Christmas in Cuba: Repression and Protests

Even on Christmas repression continues in Cuba

Ivonne Malleza and two other nonviolent activists transferred to maximum security prison.


Cuban communists ended Christmas in 1969 and was only returned to the Cuban people when Pope John Paul II negotiated for it in conversations surrounding his 1998 visit to Cuba. Despite the formal return of Christmas, repression still takes place over the holidays on the tropical island. State Security does not go on holiday.

On Christmas day 2011 three Ladies in White Leticia Ramos Herrería, age 42, Sayma Lamas, age 43, and Elizabeth Pacheco Lamas, age 20 were beaten up and detained by state security agents. State security agents punched and kicked the women and stopped them from attending Christmas Mass. Cuban dissident Guillermo Fariñas was attacked and detained on his way to Mass on Christmas morning along with ten other dissidents by the political police who blocked their path with police cars and beat them up and detained them. Fariñas was released hours later at 7:30pm on Christmas day bruised and sore from the attack.

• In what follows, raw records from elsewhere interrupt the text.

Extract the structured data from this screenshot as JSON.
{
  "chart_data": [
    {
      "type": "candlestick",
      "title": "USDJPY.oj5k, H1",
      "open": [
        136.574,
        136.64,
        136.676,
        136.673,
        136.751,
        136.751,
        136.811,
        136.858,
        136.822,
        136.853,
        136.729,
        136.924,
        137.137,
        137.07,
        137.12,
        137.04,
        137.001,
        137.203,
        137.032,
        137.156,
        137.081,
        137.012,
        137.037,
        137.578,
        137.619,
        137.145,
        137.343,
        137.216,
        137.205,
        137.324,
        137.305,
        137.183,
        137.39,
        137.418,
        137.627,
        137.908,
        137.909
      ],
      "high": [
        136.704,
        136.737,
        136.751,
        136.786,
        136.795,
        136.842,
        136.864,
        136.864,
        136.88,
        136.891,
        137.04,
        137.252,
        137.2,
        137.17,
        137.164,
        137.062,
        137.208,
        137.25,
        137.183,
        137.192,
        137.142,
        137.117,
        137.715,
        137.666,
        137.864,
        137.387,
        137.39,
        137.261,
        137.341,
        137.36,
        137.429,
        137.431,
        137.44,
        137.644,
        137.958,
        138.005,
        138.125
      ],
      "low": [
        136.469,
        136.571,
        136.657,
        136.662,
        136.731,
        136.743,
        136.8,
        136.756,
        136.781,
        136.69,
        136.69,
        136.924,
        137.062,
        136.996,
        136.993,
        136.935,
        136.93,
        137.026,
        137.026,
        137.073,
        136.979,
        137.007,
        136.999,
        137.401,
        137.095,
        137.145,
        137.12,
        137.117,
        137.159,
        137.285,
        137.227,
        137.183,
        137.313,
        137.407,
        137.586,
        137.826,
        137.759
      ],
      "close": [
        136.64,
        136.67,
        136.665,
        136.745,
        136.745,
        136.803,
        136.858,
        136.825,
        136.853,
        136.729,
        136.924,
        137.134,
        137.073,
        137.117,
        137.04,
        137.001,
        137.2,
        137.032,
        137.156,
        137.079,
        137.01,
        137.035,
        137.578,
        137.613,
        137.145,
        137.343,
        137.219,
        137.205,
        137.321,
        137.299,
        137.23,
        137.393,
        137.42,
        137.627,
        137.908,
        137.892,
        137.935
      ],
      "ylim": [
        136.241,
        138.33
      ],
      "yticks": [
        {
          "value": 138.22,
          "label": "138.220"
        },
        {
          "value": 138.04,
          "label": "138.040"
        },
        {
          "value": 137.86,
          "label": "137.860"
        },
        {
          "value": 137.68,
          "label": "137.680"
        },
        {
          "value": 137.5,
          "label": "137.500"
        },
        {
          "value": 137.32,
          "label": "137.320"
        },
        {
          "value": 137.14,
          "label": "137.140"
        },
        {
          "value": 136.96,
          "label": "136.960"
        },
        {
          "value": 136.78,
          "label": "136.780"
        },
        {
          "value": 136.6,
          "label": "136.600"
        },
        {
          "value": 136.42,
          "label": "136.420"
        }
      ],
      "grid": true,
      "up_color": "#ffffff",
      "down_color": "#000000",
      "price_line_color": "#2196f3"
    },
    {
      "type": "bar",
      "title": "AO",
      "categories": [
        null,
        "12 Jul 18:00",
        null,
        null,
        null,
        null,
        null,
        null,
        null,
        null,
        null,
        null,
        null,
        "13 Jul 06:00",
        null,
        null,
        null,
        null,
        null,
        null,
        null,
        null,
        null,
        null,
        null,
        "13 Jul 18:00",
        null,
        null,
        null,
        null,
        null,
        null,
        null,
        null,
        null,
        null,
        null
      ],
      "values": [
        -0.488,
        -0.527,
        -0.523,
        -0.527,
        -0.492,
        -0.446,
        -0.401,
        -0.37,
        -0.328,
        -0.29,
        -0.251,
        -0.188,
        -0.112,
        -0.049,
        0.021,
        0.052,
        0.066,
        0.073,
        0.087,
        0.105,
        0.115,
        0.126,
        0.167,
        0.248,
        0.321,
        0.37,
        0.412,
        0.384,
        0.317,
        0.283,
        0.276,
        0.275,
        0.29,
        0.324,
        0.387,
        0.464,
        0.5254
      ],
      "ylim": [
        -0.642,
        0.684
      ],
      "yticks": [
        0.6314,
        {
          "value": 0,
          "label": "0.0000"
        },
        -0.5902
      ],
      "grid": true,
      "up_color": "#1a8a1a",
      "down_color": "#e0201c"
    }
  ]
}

The visit of Pope Benedict XVI in the spring of 2012 presents opportunities for both the Church and the Cuban people to make important gains in both spiritual and material freedom. The visit of Pope John Paul II in 1998 saw the return of Christmas and during his visit a breath of freedom shook the island. Lists of political prisoners were presented to the Cuban government by the visiting Pontiff and several were released following his trip.

The news of the release of nearly 3,000 prisoners on December 23 as a humanitarian gesture ahead of the Pope's visit has so far meant the release of only 5 political prisoners. Although the lists are incomplete, the Cuban Commission of Human Rights and National Reconciliation says that there are at least 66 identified political prisoners. Others place the number at 150. Either way these are partial estimates. No one knows, outside of the dictatorship itself, the total number of political prisoners. In the first 11 months of 2011 there have been over 3,500 documented arrests for political reasons.


In Mayabeque on December 24 activists march demanding the freedom of three imprisoned nonviolent activists

Meanwhile, Cubans are growing increasingly frustrated with the injustices visited upon them and their loved ones and they are losing their fear and taking to the streets in protest despite harsh repression. Cuban women such as Sara Marta Fonseca have been brutally beaten and detained for denouncing the mistreatment of others. Three non-violent Cuban activists: Ivonne Malleza Galano, Isabel Hayde Alvarez Mosqueda, and Ignacio Martínez Montero, Ivonne's husband were all sent to maximum security prisons at the same time that the dictatorship has announced the parole of over 2900 prisoners. Ivonne and Isabel were sent to Manto Negro prison. Amnesty International had expressed concern over Ivonne Malleza because she had been detained and held incomunicado for ten days.


In the neighborhood of Párraga in Havana activists take to the streets in protest on December 23.

Ivonne Malleza was arrested at Fraternity Park in Havana on November 30. It was only on December 10 that she was allowed a phone call to inform family and friends of her whereabouts. She was held at the Alternative Center for Processing Detainees (Centro Alternativo de Procesamiento de Detenidos) along with her husband Ignacio Martínez Montejo, who was also arrested at the demonstration. Now she has been transferred to Manto Negro, a maximum security prison. Both Ivonne Malleza Galano and Isabel Hayde Alvarez Mosqueda are facing 5 years in prison.